Dynamic tensile strength of terrestrial rocks and application to impact cratering
MetadataShow full item record
CitationAi, H.-A., & Ahrens, T. J. (2004). Dynamic tensile strength of terrestrial rocks and application to impact cratering. Meteoritics & Planetary Science, 39(2), 233-246.
PublisherThe Meteoritical Society
JournalMeteoritics & Planetary Science
DescriptionFrom the proceedings of the Workshop on Impact Cratering: Bridging the Gap between Modeling and Observations held in February 2003 at the Lunar and Planetary Institute in Houston, Texas.
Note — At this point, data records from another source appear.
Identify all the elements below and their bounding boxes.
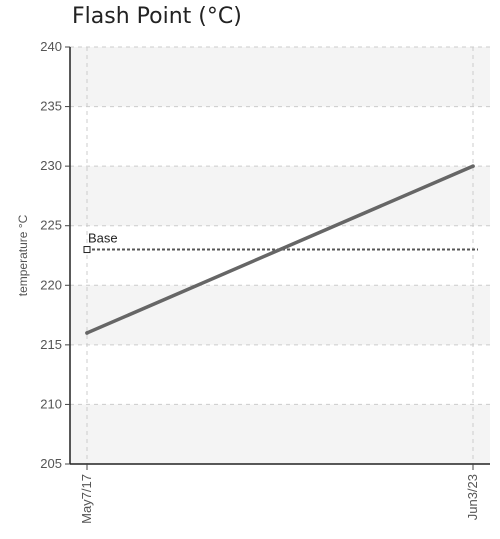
series-line bbox=[85, 164, 475, 335]
y-tick-label: 220 bbox=[40, 277, 62, 292]
base-marker bbox=[83, 246, 91, 254]
y-tick-label: 235 bbox=[40, 99, 62, 114]
x-tick-label: Jun3/23 bbox=[465, 474, 480, 520]
background-band bbox=[70, 47, 490, 107]
y-tick-label: 230 bbox=[40, 158, 62, 173]
y-tick-label: 210 bbox=[40, 396, 62, 411]
background-band bbox=[70, 285, 490, 345]
base-label: Base bbox=[88, 231, 118, 246]
y-axis-title: temperature °C bbox=[16, 214, 30, 296]
y-tick-label: 225 bbox=[40, 218, 62, 233]
data-point bbox=[471, 164, 475, 168]
background-band bbox=[70, 404, 490, 464]
y-tick-label: 205 bbox=[40, 456, 62, 471]
background-band bbox=[70, 166, 490, 226]
data-point bbox=[85, 331, 89, 335]
chart-title: Flash Point (°C) bbox=[72, 4, 242, 29]
y-tick-label: 215 bbox=[40, 337, 62, 352]
x-tick-label: May7/17 bbox=[79, 474, 94, 524]
y-tick-label: 240 bbox=[40, 39, 62, 54]
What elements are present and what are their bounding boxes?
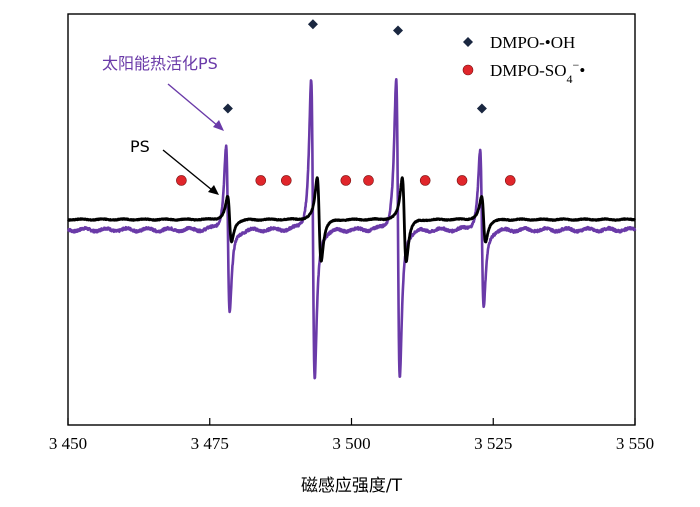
series-line-solar-ps: [66, 77, 637, 380]
annotation-arrowhead-solar-ps: [213, 120, 224, 131]
series-layer: [66, 77, 637, 380]
oh-marker: [392, 25, 403, 36]
x-tick-label: 3 500: [332, 434, 370, 453]
x-ticks: 3 450 3 475 3 500 3 525 3 550: [49, 418, 654, 453]
oh-marker: [222, 103, 233, 114]
annotation-ps: PS: [130, 137, 150, 156]
annotations: 太阳能热活化PS PS: [102, 54, 224, 195]
x-tick-label: 3 475: [191, 434, 229, 453]
legend-so4-marker: [462, 64, 474, 76]
so4-marker: [363, 175, 374, 186]
oh-marker: [307, 19, 318, 30]
annotation-arrowhead-ps: [208, 185, 219, 195]
legend: DMPO-•OH DMPO-SO4−•: [462, 33, 585, 86]
annotation-solar-ps: 太阳能热活化PS: [102, 54, 218, 73]
so4-marker: [456, 175, 468, 186]
annotation-arrow-solar-ps: [167, 83, 219, 127]
annotation-arrow-ps: [162, 149, 213, 191]
x-axis-title: 磁感应强度/T: [301, 476, 403, 496]
series-line-ps: [66, 176, 637, 264]
so4-marker: [176, 175, 187, 186]
legend-oh-marker: [463, 37, 473, 47]
markers-layer: [176, 19, 516, 186]
legend-oh-label: DMPO-•OH: [490, 33, 575, 52]
so4-marker: [419, 175, 431, 186]
x-tick-label: 3 525: [474, 434, 512, 453]
so4-marker: [340, 175, 352, 186]
x-tick-label: 3 550: [616, 434, 654, 453]
oh-marker: [476, 103, 487, 114]
so4-marker: [280, 175, 292, 186]
so4-marker: [255, 175, 267, 186]
x-tick-label: 3 450: [49, 434, 87, 453]
so4-marker: [504, 175, 516, 186]
legend-so4-label: DMPO-SO4−•: [490, 58, 585, 86]
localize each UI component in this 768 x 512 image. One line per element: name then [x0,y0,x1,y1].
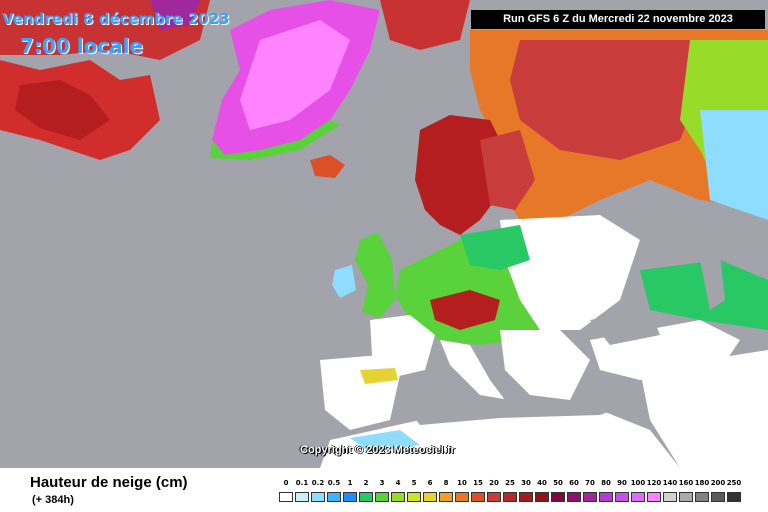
scale-swatch [695,492,709,502]
scale-swatch [279,492,293,502]
scale-swatch [487,492,501,502]
scale-label: 180 [694,479,710,487]
scale-label: 6 [427,479,433,487]
scale-label: 80 [601,479,611,487]
scale-label: 140 [662,479,678,487]
scale-label: 4 [395,479,401,487]
forecast-time: 7:00 locale [20,34,144,58]
scale-swatch [295,492,309,502]
north-africa [320,410,680,468]
scale-swatch [471,492,485,502]
model-run-info: Run GFS 6 Z du Mercredi 22 novembre 2023 [471,10,765,29]
legend-lead-time: (+ 384h) [32,494,74,506]
scale-swatch [439,492,453,502]
scale-label: 0.2 [311,479,325,487]
scale-label: 70 [585,479,595,487]
forecast-date: Vendredi 8 décembre 2023 [2,10,230,28]
scale-swatch [679,492,693,502]
scale-swatch [599,492,613,502]
scale-swatch [359,492,373,502]
scale-labels: 0 0.1 0.2 0.5 1 2 3 4 5 6 8 10 15 20 25 30 40 50 60 70 80 90 1… [278,479,758,489]
scale-swatch [711,492,725,502]
eastern-europe [500,215,640,330]
scale-label: 0 [283,479,289,487]
copyright-notice: Copyright © 2023 Meteociel.fr [300,444,455,456]
scale-label: 8 [443,479,449,487]
scale-label: 200 [710,479,726,487]
scale-swatch [407,492,421,502]
iceland [310,155,345,178]
north-america-snow-heavy [15,80,110,140]
middle-east [640,350,768,468]
legend-title: Hauteur de neige (cm) [30,474,188,491]
scale-swatch [727,492,741,502]
scale-label: 120 [646,479,662,487]
iberia [320,355,400,430]
legend-bar: Hauteur de neige (cm) (+ 384h) 0 0.1 0.2 0.… [0,468,768,512]
russia-east-blue [700,110,768,220]
scale-label: 15 [473,479,483,487]
scale-swatch [503,492,517,502]
caucasus-snow [640,260,768,330]
scale-label: 2 [363,479,369,487]
scale-label: 250 [726,479,742,487]
scale-label: 30 [521,479,531,487]
mediterranean-sea [400,395,640,425]
map-canvas [0,0,768,468]
canada-purple-area [150,0,200,30]
scale-label: 100 [630,479,646,487]
pyrenees-snow [360,368,398,384]
scale-label: 160 [678,479,694,487]
scale-label: 5 [411,479,417,487]
scale-swatch [455,492,469,502]
scale-swatch [631,492,645,502]
snow-depth-map: Vendredi 8 décembre 2023 7:00 locale Run… [0,0,768,468]
scale-swatch [583,492,597,502]
scale-swatch [311,492,325,502]
scale-label: 3 [379,479,385,487]
scale-swatch [615,492,629,502]
scale-label: 1 [347,479,353,487]
scale-label: 25 [505,479,515,487]
scale-label: 50 [553,479,563,487]
italy [440,340,505,410]
scale-label: 20 [489,479,499,487]
scale-swatch [423,492,437,502]
russia-heavy-snow [510,40,700,160]
caspian-sea [700,255,725,310]
scale-swatch [327,492,341,502]
scale-label: 40 [537,479,547,487]
finland [480,130,535,210]
greenland-coast-green [210,120,340,160]
alps-snow [430,290,500,330]
scale-swatch [647,492,661,502]
ireland [332,265,356,298]
scale-label: 60 [569,479,579,487]
scale-swatch [343,492,357,502]
scale-swatch [551,492,565,502]
color-scale [278,492,758,504]
greenland-core [240,20,350,130]
scale-swatch [567,492,581,502]
scale-label: 90 [617,479,627,487]
scale-label: 0.5 [327,479,341,487]
scale-swatch [535,492,549,502]
balkans [500,330,590,400]
scale-swatch [375,492,389,502]
black-sea [590,310,660,345]
scale-swatch [391,492,405,502]
great-britain [355,232,395,318]
scale-swatch [519,492,533,502]
scale-label: 0.1 [295,479,309,487]
atlas-snow [350,430,420,452]
scale-swatch [663,492,677,502]
poland-green [460,225,530,270]
scale-label: 10 [457,479,467,487]
arctic-islands [380,0,470,50]
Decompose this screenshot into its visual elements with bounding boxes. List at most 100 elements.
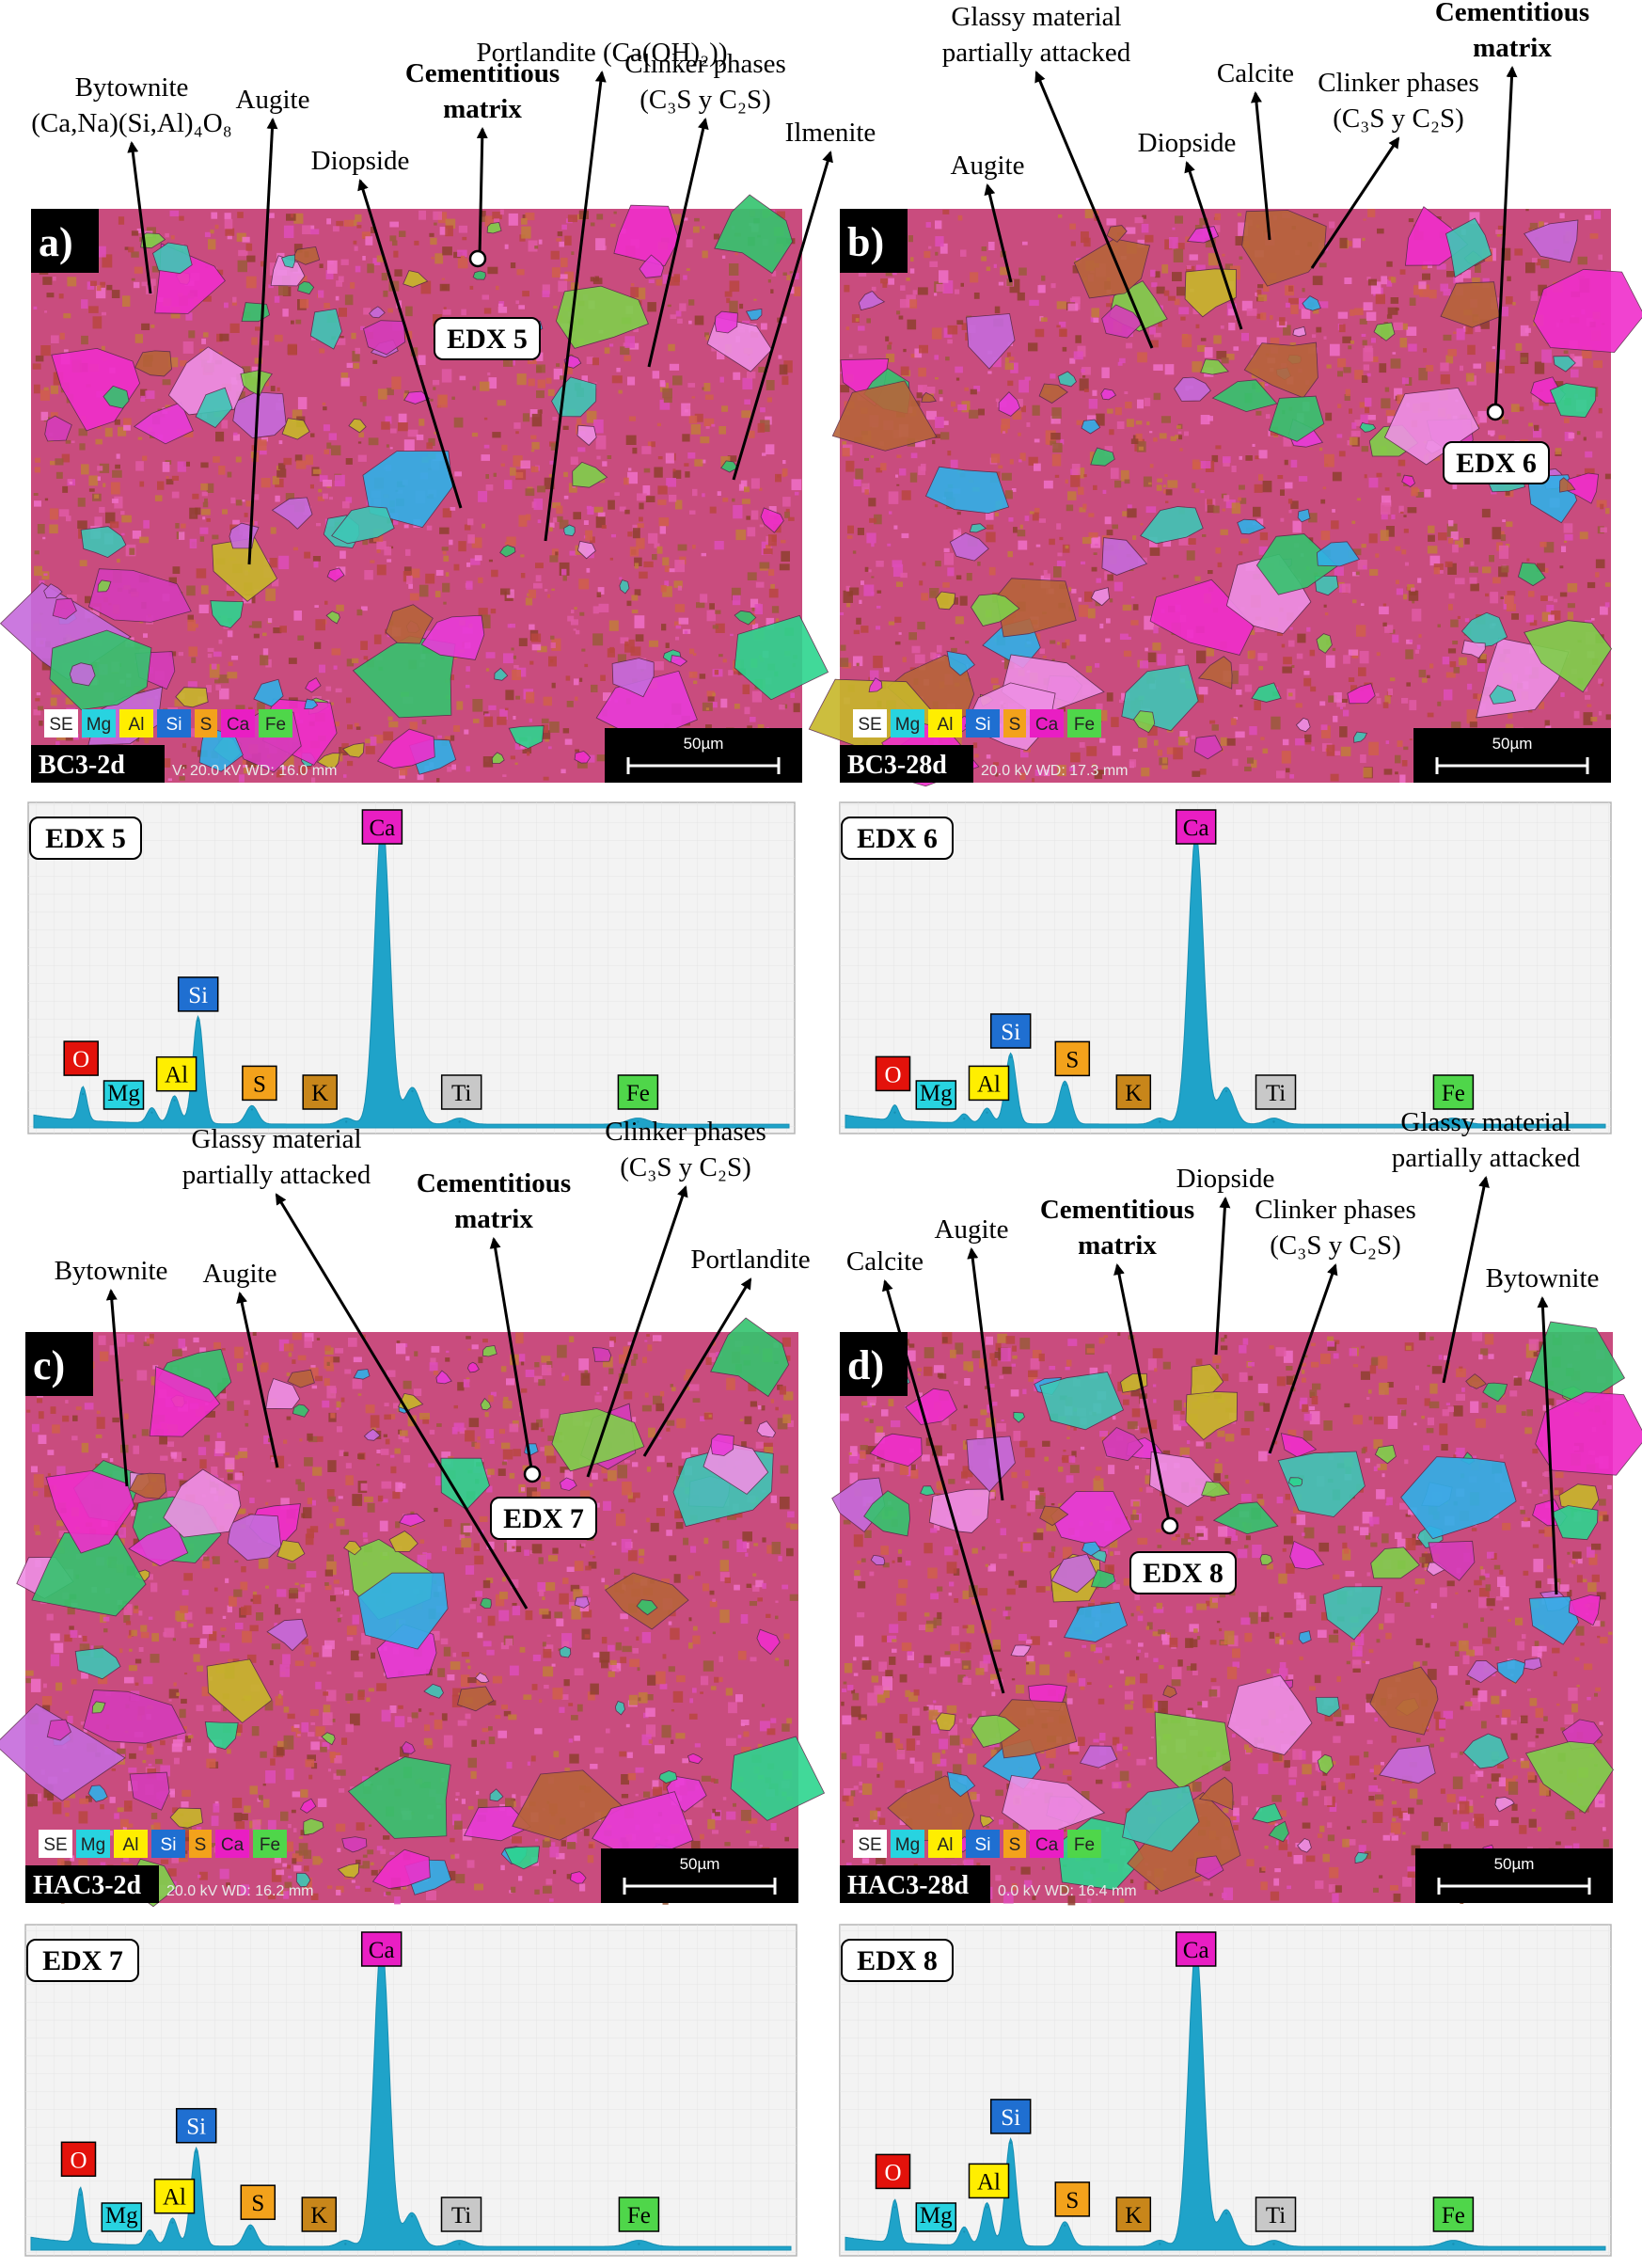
peak-mark-ti bbox=[1272, 1120, 1275, 1123]
legend-chip-fe bbox=[1067, 1830, 1101, 1858]
info-bar: HAC3-28d 0.0 kV WD: 16.4 mm 50µm bbox=[840, 1848, 1613, 1903]
annotation-label: Portlandite (Ca(OH)₂)) bbox=[476, 38, 727, 68]
annotation-arrow bbox=[236, 1292, 279, 1468]
annotation-label: Cementitious matrix bbox=[405, 58, 560, 124]
annotation-arrow bbox=[984, 183, 1013, 283]
peak-label-si: Si bbox=[177, 976, 219, 1012]
scale-bar bbox=[1415, 1848, 1613, 1903]
peak-label-text: Al bbox=[165, 1063, 188, 1088]
peak-label-text: Ti bbox=[1266, 1081, 1286, 1106]
spectrum-trace bbox=[845, 1943, 1606, 2251]
peak-label-o: O bbox=[63, 1040, 99, 1076]
peak-label-s: S bbox=[1054, 1040, 1091, 1077]
peak-label-o: O bbox=[875, 1055, 911, 1092]
annotation-label: Cementitious matrix bbox=[417, 1168, 571, 1234]
panel-label: b) bbox=[840, 209, 908, 273]
legend-chip-fe bbox=[259, 709, 292, 737]
legend-chip-fe bbox=[253, 1830, 287, 1858]
legend-chip-text: Ca bbox=[1035, 715, 1059, 735]
annotation-label: Diopside bbox=[1138, 128, 1237, 158]
annotations-d: Calcite Augite Cementitious matrix DiopsideC… bbox=[846, 1107, 1599, 1594]
peak-mark-al bbox=[171, 2221, 174, 2224]
peak-mark-s bbox=[250, 1108, 254, 1111]
peak-label-text: Mg bbox=[107, 1081, 140, 1106]
annotation-text: Glassy material bbox=[951, 2, 1121, 32]
annotation-arrow bbox=[544, 71, 607, 542]
peak-label-text: Fe bbox=[627, 2203, 651, 2228]
annotation-text: Bytownite bbox=[1486, 1263, 1600, 1293]
scale-label: 50µm bbox=[1492, 735, 1533, 753]
legend-chip-text: Mg bbox=[895, 1835, 920, 1855]
legend-chip-se bbox=[853, 709, 887, 737]
edx-point-marker: EDX 6 bbox=[1443, 403, 1550, 484]
peak-label-text: Si bbox=[1001, 2105, 1020, 2131]
legend-chip-mg bbox=[82, 709, 116, 737]
annotation-text: Cementitious bbox=[417, 1168, 571, 1198]
legend-chip-si bbox=[966, 709, 1000, 737]
peak-label-text: Si bbox=[1001, 1020, 1020, 1045]
spectrum-trace bbox=[30, 1938, 792, 2251]
peak-label-fe: Fe bbox=[1432, 2197, 1475, 2232]
scale-label: 50µm bbox=[684, 735, 724, 753]
annotation-arrow bbox=[247, 118, 278, 565]
annotation-label: Clinker phases (C₃S y C₂S) bbox=[1255, 1195, 1416, 1261]
annotation-text: Diopside bbox=[311, 146, 410, 176]
edx-spectrum-7: EDX 7 O Mg Al Si S K Ca Ti Fe bbox=[24, 1924, 797, 2257]
annotation-arrow bbox=[1250, 91, 1271, 241]
peak-label-fe: Fe bbox=[617, 1074, 659, 1110]
annotation-label: Cementitious matrix bbox=[1040, 1195, 1194, 1261]
annotation-text: Diopside bbox=[1138, 128, 1237, 158]
spectrum-title: EDX 7 bbox=[26, 1939, 139, 1982]
legend-chip-mg bbox=[891, 709, 924, 737]
peak-mark-s bbox=[1064, 2224, 1066, 2228]
peak-label-s: S bbox=[240, 2184, 276, 2220]
peak-label-ca: Ca bbox=[1175, 1931, 1217, 1967]
annotation-text: matrix bbox=[1473, 33, 1552, 63]
annotation-text: Bytownite bbox=[55, 1256, 168, 1286]
annotation-text: (C₃S y C₂S) bbox=[639, 85, 770, 115]
sample-id: BC3-28d bbox=[847, 751, 947, 780]
edx-point-label: EDX 8 bbox=[1143, 1558, 1224, 1589]
annotation-text: matrix bbox=[454, 1204, 533, 1234]
legend-chip-text: Fe bbox=[265, 715, 286, 735]
legend-chip-text: S bbox=[1009, 1835, 1021, 1855]
annotation-arrow bbox=[647, 118, 709, 368]
peak-label-text: K bbox=[311, 1081, 328, 1106]
peak-label-text: Fe bbox=[1442, 2203, 1465, 2228]
peak-mark-fe bbox=[637, 1120, 639, 1123]
legend-chip-text: Ca bbox=[1035, 1835, 1059, 1855]
annotation-text: Cementitious bbox=[1435, 0, 1589, 27]
sem-metadata: 20.0 kV WD: 16.2 mm bbox=[166, 1883, 314, 1899]
peak-mark-si bbox=[197, 1019, 199, 1023]
peak-label-text: O bbox=[72, 1047, 89, 1072]
peak-label-text: K bbox=[310, 2203, 327, 2228]
scale-bar bbox=[601, 1848, 798, 1903]
legend-chip-text: Mg bbox=[81, 1835, 105, 1855]
peak-label-text: Ca bbox=[369, 1938, 395, 1963]
spectrum-title-text: EDX 8 bbox=[857, 1945, 938, 1976]
peak-label-text: Fe bbox=[1442, 1081, 1465, 1106]
legend-chip-text: S bbox=[200, 715, 213, 735]
legend-chip-text: Si bbox=[166, 715, 182, 735]
legend-chip-s bbox=[195, 709, 217, 737]
annotation-label: Diopside bbox=[1176, 1164, 1275, 1194]
peak-mark-si bbox=[195, 2150, 197, 2153]
peak-label-mg: Mg bbox=[103, 1080, 145, 1110]
annotation-text: matrix bbox=[1078, 1230, 1157, 1261]
peak-label-text: K bbox=[1125, 1081, 1142, 1106]
peak-label-al: Al bbox=[968, 2163, 1010, 2199]
edx-point-marker: EDX 7 bbox=[490, 1465, 597, 1540]
element-legend: SE Mg Al Si S Ca Fe bbox=[853, 709, 1101, 737]
mineral-grains bbox=[0, 194, 829, 775]
sample-id: HAC3-28d bbox=[847, 1871, 970, 1900]
sample-id: BC3-2d bbox=[39, 751, 125, 780]
annotation-arrow bbox=[1214, 1197, 1231, 1356]
annotation-arrow bbox=[476, 127, 488, 257]
annotation-arrow bbox=[127, 141, 152, 294]
annotation-arrow bbox=[1268, 1263, 1338, 1454]
peak-label-text: Al bbox=[163, 2185, 186, 2211]
panel-letter: d) bbox=[847, 1342, 884, 1388]
annotation-text: Portlandite bbox=[690, 1245, 810, 1275]
peak-mark-o bbox=[79, 2194, 82, 2197]
sample-id: HAC3-2d bbox=[33, 1871, 142, 1900]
AbstractDynamic tensile strengths and fracture strengths of 3 terrestrial rocks, San Marcos gabbro, Coconino sandstone, and Sesia eclogite were determined by carrying out flat-plate (PMMA and aluminum) impact experiments on disc-shaped samples in the 5 to 60 m/sec range. Tensile stresses of 125 to 300 MPa and 245 to 580 MPa were induced for gabbro and eclogite, respectively (with duration time of ~1 smicroseonds. For sandstone (porosity 25%), tensile stresses normal to bedding of ~13 to 55 MPa were induced (with duration times of 2.4 and ~1.4 microseconds). Tensile crack failure was detected by the onset of shock-induced (damage) P and S wave velocity reduction. The dynamic tensile strength of gabbro determined from P and S wave velocity deficits agrees closely with the value of previously determined values by post-impact microscopic examination (~150 MPa). Tensile strength of Coconino sandstone is 20 MPa for a 14 microseconds duration time and 17 MPa for a 2.4 microseconds duration time. For Sesia eclogite, the dynamic tensile strength is ~240 MPa. The fracture strength for gabbro is ~250 MPa, ~500 MPa for eclogite, and ~40 MPa for sandstone. Relative crack induced reduction of S wave velocities is less than that of post-impact P wave velocity reductions for both gabbro and eclogite, indicating that the cracks were predominantly spall cracks. Impacts upon planetary surfaces induce tensile failure within shock-processed rocks beneath the resulting craters. The depth of cracking beneath impact craters can be determined both by seismic refraction methods for rocks of varying water saturation and, for dry conditions (e.g., the Moon), from gravity anomalies. In principle, depth of cracking is related to the equations-of-state of projectile and target, projectile dimension, and impact velocity. We constructed a crack-depth model applicable to Meteor Crater. For the observed 850 m depth of cracking, our preferred strength scaling model yields an impact velocity of 33 km/s and impactor radius of 9 m for an iron projectile.